There hasn't been Pyraminx at a River Hill competition since 2012 though 

Goals:

3x3: Sub9.4 avg5
4x4: Sub41 avg5
5x5: Sub1:15 avg5
7x7: SubPB mo3
OH: SubPB avg5
Skewb: Sub6 avg5

Note that my goals might not even be better than my official PBs


----------



## supercavitation (Feb 24, 2015)

Goals (that's not just for fast people, right?):
3x3: sub-20 avg5
4x4: sub-1 single, 1:05 avg.
5x5: sub-2 single, sub-2:10 avg
7x7: get that one solve under hard cutoff
Skewb: sub-10 avg5
OH: sub-40 avg5


----------



## Joey VOV (Feb 25, 2015)

So we are doing goals now? Okay
3x3: sub 12 avg
4x4: sub 52 avg
5x5: sub 1:35 avg
7x7: Pb avg, sub 5 single
Square-1: sub 28 avg. Podium? Probably not
Skewb: sub 4 avg, first place.
OH: Cutoff


----------



## Divineskulls (Feb 25, 2015)

Goal: 

3x3: sub-8/sub-11

I've still got a while to practice, I think this is do-able.

...So long as I don't fail 3x3 like I always do.



EDIT: If anybody has an aolong v1 they would like to trade or sell, let me know, I am looking for one or two of them.


----------



## Skullush (Mar 1, 2015)

River Hill Winter 2015 Pick 'Em
Submit your predictions here
Pls no vandalism lollipops
http://goo.gl/forms/sRs9E7ml2H


----------



## Ickathu (Mar 3, 2015)

Ninja Storm said:


> There hasn't been Pyraminx at a River Hill competition since 2012 though



The last River Hill competition I went to was summer 2012.

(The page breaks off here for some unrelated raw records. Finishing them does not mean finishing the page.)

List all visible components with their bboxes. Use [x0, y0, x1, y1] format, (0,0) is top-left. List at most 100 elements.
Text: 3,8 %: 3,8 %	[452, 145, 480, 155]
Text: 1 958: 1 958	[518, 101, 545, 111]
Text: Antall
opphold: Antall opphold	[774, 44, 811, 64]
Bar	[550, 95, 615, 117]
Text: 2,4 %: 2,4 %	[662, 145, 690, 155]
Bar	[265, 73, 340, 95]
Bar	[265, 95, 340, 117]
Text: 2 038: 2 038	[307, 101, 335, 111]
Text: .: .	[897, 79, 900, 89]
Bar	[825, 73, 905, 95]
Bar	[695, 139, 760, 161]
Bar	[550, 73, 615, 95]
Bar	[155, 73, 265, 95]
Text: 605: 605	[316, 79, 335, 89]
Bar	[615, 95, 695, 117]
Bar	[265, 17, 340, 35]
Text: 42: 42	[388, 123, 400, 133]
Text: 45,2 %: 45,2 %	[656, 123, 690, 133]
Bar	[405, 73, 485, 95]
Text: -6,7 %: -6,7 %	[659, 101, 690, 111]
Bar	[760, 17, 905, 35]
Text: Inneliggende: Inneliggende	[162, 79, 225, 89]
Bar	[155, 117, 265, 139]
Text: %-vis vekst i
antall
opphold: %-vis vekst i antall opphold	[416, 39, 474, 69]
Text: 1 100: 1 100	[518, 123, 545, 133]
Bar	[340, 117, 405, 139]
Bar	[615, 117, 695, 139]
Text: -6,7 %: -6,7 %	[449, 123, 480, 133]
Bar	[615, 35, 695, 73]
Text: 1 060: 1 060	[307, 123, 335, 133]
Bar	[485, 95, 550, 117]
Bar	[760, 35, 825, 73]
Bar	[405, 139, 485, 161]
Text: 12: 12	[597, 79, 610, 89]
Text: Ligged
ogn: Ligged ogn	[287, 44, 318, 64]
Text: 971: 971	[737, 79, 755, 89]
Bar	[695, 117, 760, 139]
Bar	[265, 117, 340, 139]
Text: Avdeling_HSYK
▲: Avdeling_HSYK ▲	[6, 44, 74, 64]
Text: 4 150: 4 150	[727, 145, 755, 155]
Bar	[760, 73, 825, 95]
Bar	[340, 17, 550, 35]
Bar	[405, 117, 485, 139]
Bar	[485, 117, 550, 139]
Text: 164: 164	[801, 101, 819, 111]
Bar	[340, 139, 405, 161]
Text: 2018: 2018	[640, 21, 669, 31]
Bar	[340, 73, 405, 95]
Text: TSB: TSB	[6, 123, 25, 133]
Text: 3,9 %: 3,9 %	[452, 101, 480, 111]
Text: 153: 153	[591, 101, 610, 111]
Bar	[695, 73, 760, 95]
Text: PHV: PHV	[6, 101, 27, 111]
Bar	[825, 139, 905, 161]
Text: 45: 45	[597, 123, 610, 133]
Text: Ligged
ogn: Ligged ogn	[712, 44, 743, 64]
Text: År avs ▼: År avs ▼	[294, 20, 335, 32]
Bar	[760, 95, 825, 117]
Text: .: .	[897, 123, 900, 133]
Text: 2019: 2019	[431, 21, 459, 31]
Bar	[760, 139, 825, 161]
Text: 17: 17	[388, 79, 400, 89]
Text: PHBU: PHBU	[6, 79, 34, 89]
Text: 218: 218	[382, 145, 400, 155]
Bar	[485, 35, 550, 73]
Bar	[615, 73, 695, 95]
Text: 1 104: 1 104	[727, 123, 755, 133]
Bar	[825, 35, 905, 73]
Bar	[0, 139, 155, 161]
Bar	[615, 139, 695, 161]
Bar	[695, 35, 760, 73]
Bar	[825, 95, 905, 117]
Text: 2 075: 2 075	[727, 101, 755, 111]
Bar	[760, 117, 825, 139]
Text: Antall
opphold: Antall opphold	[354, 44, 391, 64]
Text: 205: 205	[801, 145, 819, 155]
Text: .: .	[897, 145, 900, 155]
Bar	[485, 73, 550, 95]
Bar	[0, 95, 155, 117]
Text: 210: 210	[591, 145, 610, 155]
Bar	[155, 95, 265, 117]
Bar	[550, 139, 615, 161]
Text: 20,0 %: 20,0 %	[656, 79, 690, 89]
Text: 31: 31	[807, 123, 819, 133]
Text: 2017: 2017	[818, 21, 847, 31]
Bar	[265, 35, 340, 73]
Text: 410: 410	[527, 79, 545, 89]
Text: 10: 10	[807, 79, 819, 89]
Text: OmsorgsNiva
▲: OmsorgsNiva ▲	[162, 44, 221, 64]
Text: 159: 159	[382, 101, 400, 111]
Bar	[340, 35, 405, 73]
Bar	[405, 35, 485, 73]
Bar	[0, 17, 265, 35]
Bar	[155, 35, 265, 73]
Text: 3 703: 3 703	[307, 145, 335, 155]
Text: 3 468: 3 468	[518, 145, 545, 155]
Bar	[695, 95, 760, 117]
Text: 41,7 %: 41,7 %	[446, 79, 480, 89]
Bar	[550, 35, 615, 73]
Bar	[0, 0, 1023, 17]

Pyraminx should always be an event. Always. ALWAYS.


----------



## Divineskulls (Mar 3, 2015)

Ickathu said:


> The last River Hill competition I went to was summer 2012.
> 
> Pyraminx should always be an event. Always. ALWAYS.



Especially because Felix.


----------



## Amress (Mar 3, 2015)

Goals:
3x3: sub-10
3x3 OH: Podium
4x4 (if I do it): sub-55 (I'm still terrible)


----------



## Skullush (Mar 3, 2015)

Divineskulls said:


> Especially because Felix.



He hates pyraminx lollipops


----------



## qqwref (Mar 3, 2015)

Goals:
3x3: sub 9 single would be awesome
4x4: to not embarrass myself
5x5: see 4x4
7x7: sub 3:30 single and sub 3:40 average
3x3OH: sub 13 single would be awesome
Square-1: official PB average, but I'd be happy with sub 30
Skewb: finish an average


----------



## Cubeologist (Mar 4, 2015)

Goals:

Get to the competition though all the snow that is coming.


----------



## ChaozCubing (Mar 4, 2015)

Goals:

3x3: sub 50
4x4: sub 4 mins
5x5: sub 7 mins
Skewb: sub 40

These times are bad cause this will be my first comp and ill probably be rreeaaallllyyyy nervous


----------



## Ninja Storm (Mar 4, 2015)

ChaozCubing said:


> Goals:
> 
> 3x3: sub 50
> 4x4: sub 4 mins
> ...



Hard cutoffs for 4x4 and 5x5 are 2:00 and 3:00, so I don't think you'll be able to meet your 4x4 and 5x5 goals :C

Sorry :C


----------



## qqwref (Mar 7, 2015)

Hey, if anyone has an extra set of Square-1 stickers (white/yellow on U/D only) can you please bring them? My good Square-1 has kind of bad stickers and I'm not sure the organizers would accept them.


----------



## Ninja Storm (Mar 7, 2015)

qqwref said:


> Hey, if anyone has an extra set of Square-1 stickers (white/yellow on U/D only) can you please bring them? My good Square-1 has kind of bad stickers and I'm not sure the organizers would accept them.



I gotchu


----------



## minime12358 (Mar 7, 2015)

Hey, this is super last minute, but is anyone interested in carpooling for tomorrow? I'm in Burke (NoVA), and my car plans fell through. If you aren't too far away, I can get to your house in the morning, and I could potentially drive back.


----------



## collinbxyz (Mar 9, 2015)

Did anyone happen to find a stackmat pro timer? I lost mine at the competition. It has a logo sticker on the bottom. Thanks.


----------